RFK Funeral Train

(Unpublished essay inspired by images from Paul Fusco’s RFK Funeral Train, 2000)

I was eleven years old.  Just done a report on Bobby Kennedy. Irish Catholic on my Mom’s side and raised that way, we adored the Kennedy’s. Went to bed knowing he’d won. Woke up and went out and picked up the paper. A tiny item on the front page mentioned he’d been shot. There was fear in the house. That inchoate, lightning bolt fear—Not again.

He was dead sometime that afternoon.

I’ll never forget the funeral train. Its televised passage took days crossing the country; gut-wrenching, tear-streaked days of despair and patriotism and just regular people crowding unbeckoned by the trackside, silent. They prayed, saluted, cried, or just watched. Very very still. Town after town. Village after village. Rockwell’s America, Faulkner’s America, Robert Johnson’s and John Philip Sousa’s America. One after another.

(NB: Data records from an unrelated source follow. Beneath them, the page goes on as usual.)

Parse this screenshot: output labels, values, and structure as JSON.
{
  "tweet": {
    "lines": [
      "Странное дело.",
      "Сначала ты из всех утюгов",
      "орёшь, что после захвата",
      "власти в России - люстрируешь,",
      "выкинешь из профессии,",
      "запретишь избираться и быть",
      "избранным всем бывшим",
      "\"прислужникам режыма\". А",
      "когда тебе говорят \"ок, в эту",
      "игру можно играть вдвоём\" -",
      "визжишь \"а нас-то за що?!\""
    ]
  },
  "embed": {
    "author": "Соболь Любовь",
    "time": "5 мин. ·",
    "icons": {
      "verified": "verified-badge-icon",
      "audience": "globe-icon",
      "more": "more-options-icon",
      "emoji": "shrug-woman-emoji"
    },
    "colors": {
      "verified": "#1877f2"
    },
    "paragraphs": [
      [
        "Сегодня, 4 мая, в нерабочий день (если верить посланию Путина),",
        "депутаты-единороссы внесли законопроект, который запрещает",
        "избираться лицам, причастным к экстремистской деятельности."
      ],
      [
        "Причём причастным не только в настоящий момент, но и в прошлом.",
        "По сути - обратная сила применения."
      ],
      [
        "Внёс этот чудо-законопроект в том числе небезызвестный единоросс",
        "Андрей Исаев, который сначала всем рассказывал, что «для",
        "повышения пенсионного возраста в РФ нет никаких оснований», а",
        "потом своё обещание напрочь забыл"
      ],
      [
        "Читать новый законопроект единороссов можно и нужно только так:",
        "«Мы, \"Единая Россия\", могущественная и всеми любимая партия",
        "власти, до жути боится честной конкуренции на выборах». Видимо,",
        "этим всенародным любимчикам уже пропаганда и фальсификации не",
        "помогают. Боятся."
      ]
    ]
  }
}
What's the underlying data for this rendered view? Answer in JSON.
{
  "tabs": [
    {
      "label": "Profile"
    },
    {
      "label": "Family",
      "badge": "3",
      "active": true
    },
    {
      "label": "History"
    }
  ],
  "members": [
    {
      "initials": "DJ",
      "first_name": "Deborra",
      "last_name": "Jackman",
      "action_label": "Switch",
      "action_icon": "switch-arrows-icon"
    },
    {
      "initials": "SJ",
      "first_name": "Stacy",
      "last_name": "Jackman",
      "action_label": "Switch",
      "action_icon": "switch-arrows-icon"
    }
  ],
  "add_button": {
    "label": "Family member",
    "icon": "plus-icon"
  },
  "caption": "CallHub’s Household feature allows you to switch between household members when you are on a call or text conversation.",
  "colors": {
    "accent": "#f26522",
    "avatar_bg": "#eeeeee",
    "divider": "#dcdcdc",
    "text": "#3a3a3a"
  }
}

Months later we visited the grave site, as we had his brother’s earlier, who had then lay under an earthen pile. Now John was protected by solemn concrete armor, while his brother, the frail one, lay still under a heap of earth, covered with flowers and marked with flickering candles. Mom shushed us kids, and prayed silently.

Sometimes something is torn out of a kid, and never replaced.